Er verbrachte gut zwei Jahre unter Britanniens Nobilität und wurde in aller Eile zum Gentleman ausgebildet. Als er zum fünischen Stall zurückkehrte, war er volljährig und somit berechtigt, über sehr bedeutende Mittel zu verfügen. Er empfand daher bald den Stall als zu eng und den Umgang mit dem Stallknecht als unzureichend. In den folgenden Jahren hielt er sich meistens in der Hauptstadt auf, wo er viele Dinge studierte und die verschiedenartigsten Freunde fand.

In einem konservativen Jugendkorps bildete er sich seine politische Meinung. Der alte Kammerherr unterstützte die Organisation idealistisch. Ihre Mitglieder trugen grüne Hemden und schwarze Schaftstiefel–nach dem Vorbild der rumänischen Eisernen Garde – und grüßten einander römischgermanisch. Da diese Organisation ihr Hauptquartier in der Store Kannikestræde in der Altstadt hatte, geschah es häufig, daß die jungen uniformierten Herren nach ihren Zusammenkünften auf die jüdischen Bewohner des Krystalgade-Viertels trafen und jugendliche Späße mit ernsthaften alten Männern trieben. Diese abendlichen Zerstreuungen gaben Anlaß zu Klagen und Leserbriefen und zu kritischen Artikeln in der radikalen Presse.

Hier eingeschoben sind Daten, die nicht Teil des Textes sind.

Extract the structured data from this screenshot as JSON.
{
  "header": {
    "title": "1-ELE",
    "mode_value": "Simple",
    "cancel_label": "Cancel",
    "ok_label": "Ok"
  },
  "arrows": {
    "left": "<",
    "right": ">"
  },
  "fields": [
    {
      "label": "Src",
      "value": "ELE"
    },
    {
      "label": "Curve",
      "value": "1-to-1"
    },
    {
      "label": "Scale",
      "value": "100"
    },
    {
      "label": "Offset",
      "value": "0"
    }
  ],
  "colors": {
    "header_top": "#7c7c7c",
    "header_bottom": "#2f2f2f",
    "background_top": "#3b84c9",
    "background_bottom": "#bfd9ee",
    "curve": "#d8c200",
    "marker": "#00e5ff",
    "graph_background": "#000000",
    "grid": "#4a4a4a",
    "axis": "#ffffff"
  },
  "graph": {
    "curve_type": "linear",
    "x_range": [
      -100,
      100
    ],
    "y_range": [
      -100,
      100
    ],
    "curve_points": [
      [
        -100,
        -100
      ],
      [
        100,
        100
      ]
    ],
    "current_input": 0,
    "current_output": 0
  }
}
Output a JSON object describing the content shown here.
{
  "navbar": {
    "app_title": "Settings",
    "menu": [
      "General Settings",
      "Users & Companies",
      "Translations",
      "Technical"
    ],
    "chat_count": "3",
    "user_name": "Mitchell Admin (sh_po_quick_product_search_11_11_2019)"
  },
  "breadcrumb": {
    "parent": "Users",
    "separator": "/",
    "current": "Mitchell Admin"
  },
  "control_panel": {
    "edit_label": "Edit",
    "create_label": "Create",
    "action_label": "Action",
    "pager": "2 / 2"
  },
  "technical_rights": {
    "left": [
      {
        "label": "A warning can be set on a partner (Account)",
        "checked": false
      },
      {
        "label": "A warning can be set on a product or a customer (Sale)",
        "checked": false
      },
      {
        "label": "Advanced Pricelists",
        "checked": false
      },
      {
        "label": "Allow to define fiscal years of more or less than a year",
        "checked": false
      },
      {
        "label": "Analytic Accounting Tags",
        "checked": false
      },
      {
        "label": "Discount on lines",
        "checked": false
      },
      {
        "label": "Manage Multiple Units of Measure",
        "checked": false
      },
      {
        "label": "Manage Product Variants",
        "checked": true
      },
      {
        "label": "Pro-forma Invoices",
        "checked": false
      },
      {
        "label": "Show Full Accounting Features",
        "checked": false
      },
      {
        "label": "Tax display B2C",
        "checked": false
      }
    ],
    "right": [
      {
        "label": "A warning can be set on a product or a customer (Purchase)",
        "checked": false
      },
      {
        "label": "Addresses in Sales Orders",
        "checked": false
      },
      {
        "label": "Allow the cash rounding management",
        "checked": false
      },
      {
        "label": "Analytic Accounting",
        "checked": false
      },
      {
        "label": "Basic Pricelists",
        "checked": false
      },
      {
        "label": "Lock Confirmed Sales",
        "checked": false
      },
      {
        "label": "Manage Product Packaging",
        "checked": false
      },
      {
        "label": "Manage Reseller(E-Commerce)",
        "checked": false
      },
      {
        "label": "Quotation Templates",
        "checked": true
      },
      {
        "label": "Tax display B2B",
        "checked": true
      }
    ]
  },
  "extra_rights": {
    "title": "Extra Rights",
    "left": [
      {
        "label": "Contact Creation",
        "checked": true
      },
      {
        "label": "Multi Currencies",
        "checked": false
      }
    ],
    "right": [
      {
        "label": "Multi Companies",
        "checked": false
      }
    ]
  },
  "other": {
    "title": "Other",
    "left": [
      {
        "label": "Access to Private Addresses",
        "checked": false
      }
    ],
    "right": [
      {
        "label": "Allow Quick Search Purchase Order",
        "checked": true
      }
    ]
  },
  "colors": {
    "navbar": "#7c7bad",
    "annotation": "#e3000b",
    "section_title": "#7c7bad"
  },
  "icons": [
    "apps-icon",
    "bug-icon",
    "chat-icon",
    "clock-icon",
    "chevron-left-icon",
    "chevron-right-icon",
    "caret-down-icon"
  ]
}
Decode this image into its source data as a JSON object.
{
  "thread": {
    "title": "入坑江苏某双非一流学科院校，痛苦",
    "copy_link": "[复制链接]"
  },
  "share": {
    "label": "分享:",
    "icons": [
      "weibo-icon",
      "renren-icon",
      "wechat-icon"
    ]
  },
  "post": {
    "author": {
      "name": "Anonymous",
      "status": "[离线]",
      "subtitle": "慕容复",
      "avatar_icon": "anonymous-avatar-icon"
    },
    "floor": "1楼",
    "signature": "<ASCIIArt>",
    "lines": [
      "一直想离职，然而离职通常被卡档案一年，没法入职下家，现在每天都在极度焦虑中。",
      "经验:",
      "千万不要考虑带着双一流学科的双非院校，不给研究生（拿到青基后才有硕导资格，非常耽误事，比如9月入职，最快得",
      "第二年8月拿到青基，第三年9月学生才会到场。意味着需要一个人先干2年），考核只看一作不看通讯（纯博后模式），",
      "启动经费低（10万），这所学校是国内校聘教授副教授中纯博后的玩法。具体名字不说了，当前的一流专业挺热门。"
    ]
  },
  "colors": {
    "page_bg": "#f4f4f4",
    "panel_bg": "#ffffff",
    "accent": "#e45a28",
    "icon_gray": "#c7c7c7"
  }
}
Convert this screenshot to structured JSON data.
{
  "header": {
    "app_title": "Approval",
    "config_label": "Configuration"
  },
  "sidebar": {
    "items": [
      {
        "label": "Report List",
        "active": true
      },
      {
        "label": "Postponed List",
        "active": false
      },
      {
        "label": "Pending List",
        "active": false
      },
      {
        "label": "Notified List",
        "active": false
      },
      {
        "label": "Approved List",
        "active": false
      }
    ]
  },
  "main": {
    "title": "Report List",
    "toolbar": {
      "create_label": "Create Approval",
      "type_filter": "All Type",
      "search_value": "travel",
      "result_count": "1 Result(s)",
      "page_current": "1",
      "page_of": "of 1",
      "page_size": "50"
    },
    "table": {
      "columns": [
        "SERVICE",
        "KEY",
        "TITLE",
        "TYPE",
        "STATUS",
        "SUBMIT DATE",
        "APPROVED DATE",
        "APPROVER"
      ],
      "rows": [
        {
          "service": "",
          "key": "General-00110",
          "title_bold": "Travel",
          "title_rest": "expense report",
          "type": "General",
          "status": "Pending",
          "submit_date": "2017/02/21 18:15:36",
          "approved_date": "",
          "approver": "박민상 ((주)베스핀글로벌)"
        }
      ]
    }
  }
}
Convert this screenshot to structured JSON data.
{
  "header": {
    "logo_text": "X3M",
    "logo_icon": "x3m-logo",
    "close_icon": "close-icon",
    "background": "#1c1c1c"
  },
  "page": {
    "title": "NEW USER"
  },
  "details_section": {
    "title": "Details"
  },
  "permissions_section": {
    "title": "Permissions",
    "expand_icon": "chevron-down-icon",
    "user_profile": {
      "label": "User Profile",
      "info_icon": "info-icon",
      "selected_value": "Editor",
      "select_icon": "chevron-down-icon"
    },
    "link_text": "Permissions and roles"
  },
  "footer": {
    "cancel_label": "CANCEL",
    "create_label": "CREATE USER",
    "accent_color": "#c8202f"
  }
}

Der Grafentitel und die außergewöhnliche Blondheit verliehen ihm im Kreise der kecken „KUer“, wie die Grünhemden sich nannten, großes Ansehen. Aber auch unter den Zivilisten in den Weinstuben des Viertels wurde der junge Graf populär; er lernte eine ganze Reihe interessanter Persönlichkeiten kennen, die später in der Öffentlichkeit und im verborgenen eine Rolle spielen sollten.